Als wir vor Jahren hierher gezogen sind, die Kinder noch klein waren und ich noch romantische Vorstellungen vom Landleben hatte, bot mir der weibliche Bauer in seinem Garten ein Beet zum Anpflanzen von Karotten an. Freudig habe ich angenommen, um mich einen Monat später darüber zu wundern, dass auf meinem Beet alles mögliche wuchs, nur keine Karotten. Besagte Bäuerin begrüßte mich eines Morgens mit säuerlichem Gesichtsausdruck. Wir bewegten uns auf mein Beet zu, wo ich alsgleich fleißig zu harken begann. Da riss sie mir die Harke aus der Hand und sagte:
„So müssen Sie das machen. Man sieht ja, dass Sie gar keine Ahnung nicht haben.“ (Nee, woher auch!)

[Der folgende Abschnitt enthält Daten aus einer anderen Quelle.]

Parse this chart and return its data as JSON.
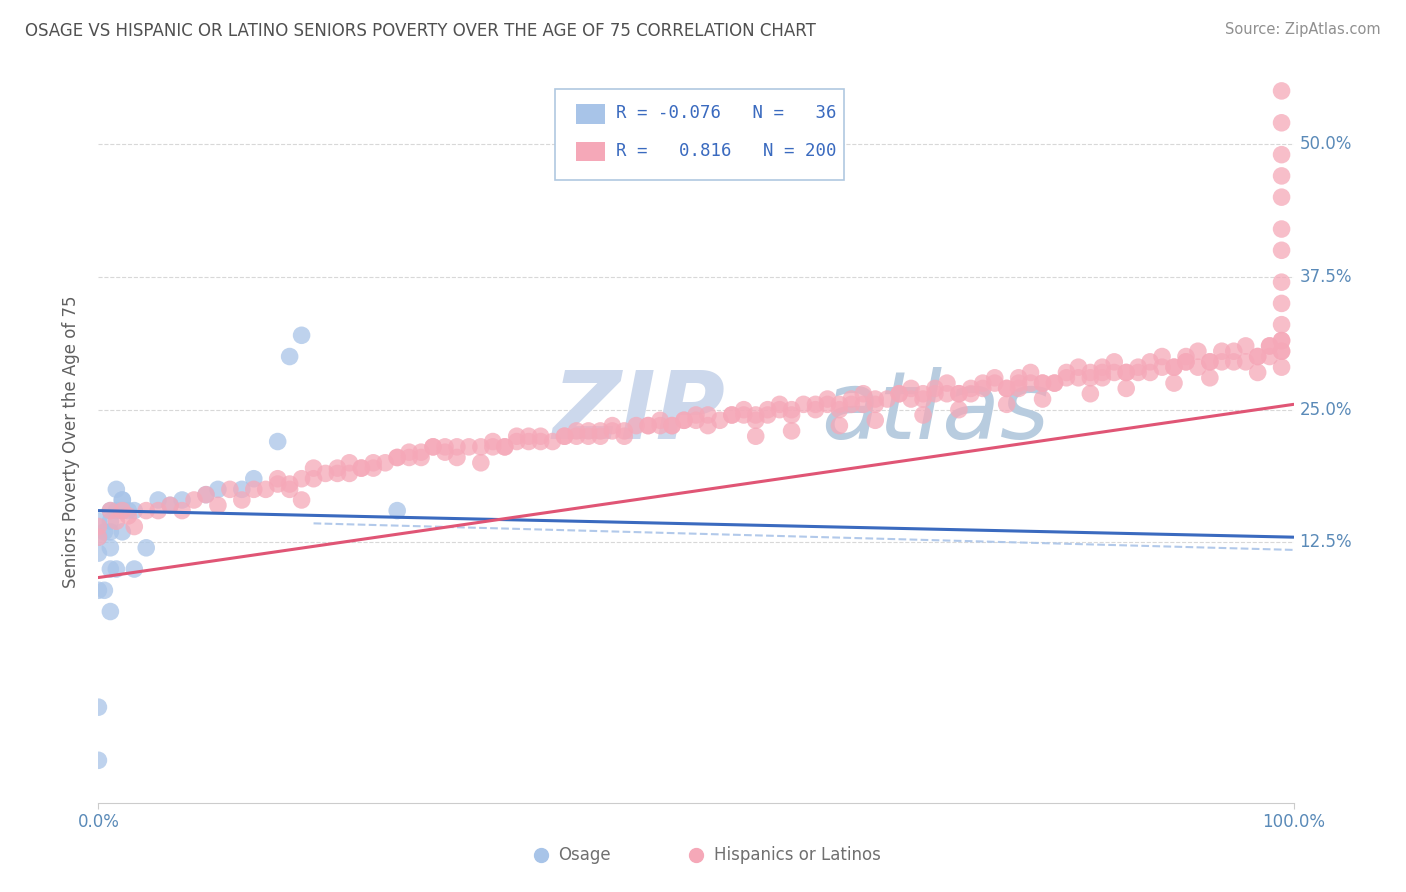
{
  "title": "OSAGE VS HISPANIC OR LATINO SENIORS POVERTY OVER THE AGE OF 75 CORRELATION CHART",
  "source": "Source: ZipAtlas.com",
  "ylabel": "Seniors Poverty Over the Age of 75",
  "xmin": 0.0,
  "xmax": 1.0,
  "ymin": -0.12,
  "ymax": 0.56,
  "yticks": [
    0.125,
    0.25,
    0.375,
    0.5
  ],
  "ytick_labels": [
    "12.5%",
    "25.0%",
    "37.5%",
    "50.0%"
  ],
  "xtick_labels": [
    "0.0%",
    "100.0%"
  ],
  "blue_color": "#a8c4e8",
  "pink_color": "#f5a8b8",
  "blue_line_color": "#3a6abf",
  "pink_line_color": "#e05575",
  "blue_dash_color": "#aac4e8",
  "watermark_zip_color": "#d0dff0",
  "watermark_atlas_color": "#c0d8f0",
  "background_color": "#ffffff",
  "grid_color": "#d8d8d8",
  "title_color": "#505050",
  "axis_label_color": "#606060",
  "tick_label_color": "#5a8ab8",
  "source_color": "#909090",
  "legend_text_color": "#3a6abf",
  "legend_border_color": "#b0c8e0",
  "osage_x": [
    0.0,
    0.0,
    0.0,
    0.0,
    0.0,
    0.0,
    0.01,
    0.01,
    0.01,
    0.01,
    0.01,
    0.015,
    0.015,
    0.02,
    0.02,
    0.02,
    0.025,
    0.03,
    0.03,
    0.04,
    0.05,
    0.06,
    0.07,
    0.09,
    0.1,
    0.12,
    0.13,
    0.15,
    0.16,
    0.17,
    0.005,
    0.005,
    0.01,
    0.015,
    0.02,
    0.25
  ],
  "osage_y": [
    0.145,
    0.13,
    0.115,
    0.08,
    -0.03,
    -0.08,
    0.155,
    0.145,
    0.135,
    0.1,
    0.06,
    0.155,
    0.1,
    0.165,
    0.155,
    0.135,
    0.155,
    0.155,
    0.1,
    0.12,
    0.165,
    0.16,
    0.165,
    0.17,
    0.175,
    0.175,
    0.185,
    0.22,
    0.3,
    0.32,
    0.135,
    0.08,
    0.12,
    0.175,
    0.165,
    0.155
  ],
  "hispanic_x": [
    0.0,
    0.0,
    0.01,
    0.015,
    0.02,
    0.025,
    0.03,
    0.04,
    0.05,
    0.06,
    0.07,
    0.08,
    0.09,
    0.1,
    0.11,
    0.12,
    0.13,
    0.14,
    0.15,
    0.16,
    0.17,
    0.18,
    0.19,
    0.2,
    0.21,
    0.22,
    0.23,
    0.24,
    0.25,
    0.26,
    0.27,
    0.28,
    0.29,
    0.3,
    0.31,
    0.32,
    0.33,
    0.34,
    0.35,
    0.36,
    0.37,
    0.38,
    0.39,
    0.4,
    0.41,
    0.42,
    0.43,
    0.44,
    0.45,
    0.46,
    0.47,
    0.48,
    0.49,
    0.5,
    0.51,
    0.52,
    0.53,
    0.54,
    0.55,
    0.56,
    0.57,
    0.58,
    0.59,
    0.6,
    0.61,
    0.62,
    0.63,
    0.64,
    0.65,
    0.66,
    0.67,
    0.68,
    0.69,
    0.7,
    0.71,
    0.72,
    0.73,
    0.74,
    0.75,
    0.76,
    0.77,
    0.78,
    0.79,
    0.8,
    0.81,
    0.82,
    0.83,
    0.84,
    0.85,
    0.86,
    0.87,
    0.88,
    0.89,
    0.9,
    0.91,
    0.92,
    0.93,
    0.94,
    0.95,
    0.96,
    0.97,
    0.98,
    0.99,
    0.15,
    0.18,
    0.21,
    0.25,
    0.28,
    0.32,
    0.35,
    0.39,
    0.42,
    0.46,
    0.49,
    0.53,
    0.56,
    0.6,
    0.63,
    0.67,
    0.7,
    0.74,
    0.77,
    0.81,
    0.84,
    0.88,
    0.91,
    0.95,
    0.98,
    0.16,
    0.2,
    0.23,
    0.27,
    0.3,
    0.34,
    0.37,
    0.41,
    0.44,
    0.48,
    0.51,
    0.55,
    0.58,
    0.62,
    0.65,
    0.69,
    0.72,
    0.76,
    0.79,
    0.83,
    0.86,
    0.9,
    0.93,
    0.97,
    0.99,
    0.22,
    0.26,
    0.29,
    0.33,
    0.36,
    0.4,
    0.43,
    0.47,
    0.5,
    0.54,
    0.57,
    0.61,
    0.64,
    0.68,
    0.71,
    0.75,
    0.78,
    0.82,
    0.85,
    0.89,
    0.92,
    0.96,
    0.99,
    0.17,
    0.55,
    0.58,
    0.62,
    0.65,
    0.69,
    0.72,
    0.76,
    0.79,
    0.83,
    0.86,
    0.9,
    0.93,
    0.97,
    0.99,
    0.73,
    0.77,
    0.8,
    0.84,
    0.87,
    0.91,
    0.94,
    0.98,
    0.99,
    0.99,
    0.99,
    0.99,
    0.99,
    0.99,
    0.99,
    0.99,
    0.99,
    0.99,
    0.99
  ],
  "hispanic_y": [
    0.14,
    0.13,
    0.155,
    0.145,
    0.155,
    0.15,
    0.14,
    0.155,
    0.155,
    0.16,
    0.155,
    0.165,
    0.17,
    0.16,
    0.175,
    0.165,
    0.175,
    0.175,
    0.18,
    0.175,
    0.185,
    0.185,
    0.19,
    0.195,
    0.19,
    0.195,
    0.2,
    0.2,
    0.205,
    0.205,
    0.21,
    0.215,
    0.21,
    0.215,
    0.215,
    0.2,
    0.215,
    0.215,
    0.22,
    0.22,
    0.225,
    0.22,
    0.225,
    0.225,
    0.23,
    0.225,
    0.23,
    0.23,
    0.235,
    0.235,
    0.235,
    0.235,
    0.24,
    0.24,
    0.245,
    0.24,
    0.245,
    0.245,
    0.245,
    0.245,
    0.25,
    0.25,
    0.255,
    0.25,
    0.255,
    0.255,
    0.255,
    0.255,
    0.26,
    0.26,
    0.265,
    0.26,
    0.265,
    0.265,
    0.265,
    0.265,
    0.27,
    0.27,
    0.275,
    0.27,
    0.275,
    0.275,
    0.275,
    0.275,
    0.28,
    0.28,
    0.285,
    0.28,
    0.285,
    0.285,
    0.285,
    0.285,
    0.29,
    0.29,
    0.295,
    0.29,
    0.295,
    0.295,
    0.295,
    0.295,
    0.3,
    0.3,
    0.305,
    0.185,
    0.195,
    0.2,
    0.205,
    0.215,
    0.215,
    0.225,
    0.225,
    0.23,
    0.235,
    0.24,
    0.245,
    0.25,
    0.255,
    0.26,
    0.265,
    0.27,
    0.275,
    0.28,
    0.285,
    0.29,
    0.295,
    0.3,
    0.305,
    0.31,
    0.18,
    0.19,
    0.195,
    0.205,
    0.205,
    0.215,
    0.22,
    0.225,
    0.225,
    0.235,
    0.235,
    0.24,
    0.245,
    0.25,
    0.255,
    0.26,
    0.265,
    0.27,
    0.275,
    0.28,
    0.285,
    0.29,
    0.295,
    0.3,
    0.305,
    0.195,
    0.21,
    0.215,
    0.22,
    0.225,
    0.23,
    0.235,
    0.24,
    0.245,
    0.25,
    0.255,
    0.26,
    0.265,
    0.27,
    0.275,
    0.28,
    0.285,
    0.29,
    0.295,
    0.3,
    0.305,
    0.31,
    0.315,
    0.165,
    0.225,
    0.23,
    0.235,
    0.24,
    0.245,
    0.25,
    0.255,
    0.26,
    0.265,
    0.27,
    0.275,
    0.28,
    0.285,
    0.29,
    0.265,
    0.27,
    0.275,
    0.285,
    0.29,
    0.295,
    0.305,
    0.31,
    0.315,
    0.33,
    0.35,
    0.37,
    0.4,
    0.42,
    0.45,
    0.47,
    0.49,
    0.52,
    0.55
  ]
}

Jetzt machte sie das Gleiche wie ich, nur viel schneller. Ich wurde langsam ungeduldig, fand das alles übertrieben und stellte beginnendes Desinteresse am Gärtnern fest. Irgendwie nervte mich der Eifer der guten Frau und ein kleiner Teufel begann mich zu reiten, als ich ganz beiläufig erwähnte:
„Na ja, wenn ich wieder mehr Zeit habe, dann geht das auch leichter. Ich sitze ja viel lieber mit den Kindern im Garten und spiele mit ihnen.“
Sie (ungläubig): „Ja, da darf man denn auch keine Familie haben. Wenn man Zeit braucht, darf man keine Familie nicht haben!“
Ich: „Aber die Kleine braucht mich doch noch!“
Sie (kopfschüttelnd): „Jaja, die jungen Mütter von heute kommen nicht mehr zurecht. Nicht nur Sie! Nicht nur Sie! Weil sie alles haben müssen. Familie und Zeit. Das geht halt mal nicht!“

Mittlerweile haben wir unseren eigenen Garten, den ich nach Lust und Laune verwildern lassen kann. Die Nachbarin hat sich an uns gewöhnt, bringt im Sommer Salat rüber, weil sie viel zu viel davon hat, wobei mir langsam der Verdacht kommt, sie will mich mit den prächtigen Köpfen nur beschämen. Dass die Kinder verwöhnt sind, glaubt sie auch nicht mehr, nachdem sie gesehen hat, dass der Sohn den Rasen mäht, während ich im Liegestuhl liege und mir von meiner Tochter einen Drink servieren lasse.

Ich sage mir, zu viel Bewegung an der frischen Luft tut meinem Teint auch nicht gut, und so schlecht ist das Gemüse aus dem Supermarkt auch wieder nicht!